The group includes several large health insurers that cover more than 60 million Americans, including Anthem, Blue Shield of California, health plans affiliated with Cambia, Cigna, Florida Blue and WellCare. Health plan industry trade group American’s Health Insurance Plans is also involved, along with health IT vendors Availity and Surescripts.
Working together, these organizations are launching the Fast Prior Authorization Technology Highway (Fast PATH) initiative. The effort will address two key problems impacting prior authorization practices across the industry.
One of the goals of Fast PATH is to improve prior authorization processes for prescription medications. The partners will leverage Surescripts technology to make medical information available immediately to doctors for use during prescription decisions.
Using this approach, doctors will prescribe meds using an EHR, which will make the patient’s pharmacy benefits available immediately and list which meds require prior authorization. If the physician chooses to seek prior authorization for a medication, they’ll be able to submit such requests directly through the EHR.
In addition, Fast PATH is working to streamline the prior authorization process for medical and surgical procedures. Using a multi-payer portal backed by Availity technology, providers will have access to tools that simplify prior authorization requests. Health plans will review these requests and send a response via the portal.

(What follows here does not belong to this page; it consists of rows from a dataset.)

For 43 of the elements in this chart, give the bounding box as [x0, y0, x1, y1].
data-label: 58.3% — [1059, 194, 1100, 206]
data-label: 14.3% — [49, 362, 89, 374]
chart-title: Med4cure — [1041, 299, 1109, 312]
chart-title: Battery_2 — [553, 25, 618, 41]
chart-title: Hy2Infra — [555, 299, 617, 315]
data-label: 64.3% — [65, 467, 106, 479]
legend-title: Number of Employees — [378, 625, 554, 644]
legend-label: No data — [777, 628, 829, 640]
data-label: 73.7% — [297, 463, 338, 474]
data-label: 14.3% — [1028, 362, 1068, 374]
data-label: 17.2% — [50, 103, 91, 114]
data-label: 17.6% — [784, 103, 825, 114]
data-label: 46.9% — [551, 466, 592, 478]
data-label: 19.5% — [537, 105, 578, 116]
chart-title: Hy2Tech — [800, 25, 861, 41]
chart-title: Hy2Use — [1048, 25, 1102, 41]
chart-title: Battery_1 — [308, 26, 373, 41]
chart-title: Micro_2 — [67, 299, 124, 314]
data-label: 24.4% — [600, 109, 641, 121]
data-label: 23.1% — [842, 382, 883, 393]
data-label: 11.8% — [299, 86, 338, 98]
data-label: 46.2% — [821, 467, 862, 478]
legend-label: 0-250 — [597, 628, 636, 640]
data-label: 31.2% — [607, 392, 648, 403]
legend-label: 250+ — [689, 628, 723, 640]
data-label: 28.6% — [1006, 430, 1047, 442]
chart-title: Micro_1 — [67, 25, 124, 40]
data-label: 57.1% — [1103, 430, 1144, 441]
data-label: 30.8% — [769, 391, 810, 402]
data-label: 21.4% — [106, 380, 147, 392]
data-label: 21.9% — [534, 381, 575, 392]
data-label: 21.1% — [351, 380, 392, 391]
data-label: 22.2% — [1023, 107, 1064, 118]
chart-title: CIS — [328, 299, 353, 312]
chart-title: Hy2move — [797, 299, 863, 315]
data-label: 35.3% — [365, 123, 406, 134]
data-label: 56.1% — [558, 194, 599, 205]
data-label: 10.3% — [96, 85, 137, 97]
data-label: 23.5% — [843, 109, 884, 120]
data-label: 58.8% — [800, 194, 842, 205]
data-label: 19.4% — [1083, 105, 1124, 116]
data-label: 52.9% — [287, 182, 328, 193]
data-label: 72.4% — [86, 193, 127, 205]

To gauge the results of the program, AHIP has cut a deal with research firm RTI International, which will look at the impact of the project. AHIP is also working with firm Point of Care Partners, which will serve as an advisor to the project.
So, what shall we make of this news? My take is that despite the announcement sounding like the usual health IT proclamations, Fast PATH could conceivably be a big thing. If it’s implemented effectively, it could be seen someday as a turning point in how health plans see prior authorization.
In the past, it paid off for health insurers to not only impose prior authorization requirements but also make it awkward and even costly to obtain them. It’s an inelegant, blunt force-style approach to screening out expensive drugs and procedures but it’s doubtless been effective at restricting physician spending over time.
By this point, though, it would appear that prior authorization costs have risen to the point where they aren’t sustainable for the carriers. By streamlining this process, they’re not only diminishing physicians’ pain, they’re helping themselves. With such self-interest in play, health insurers are likely to make initiatives like Fast PATH work.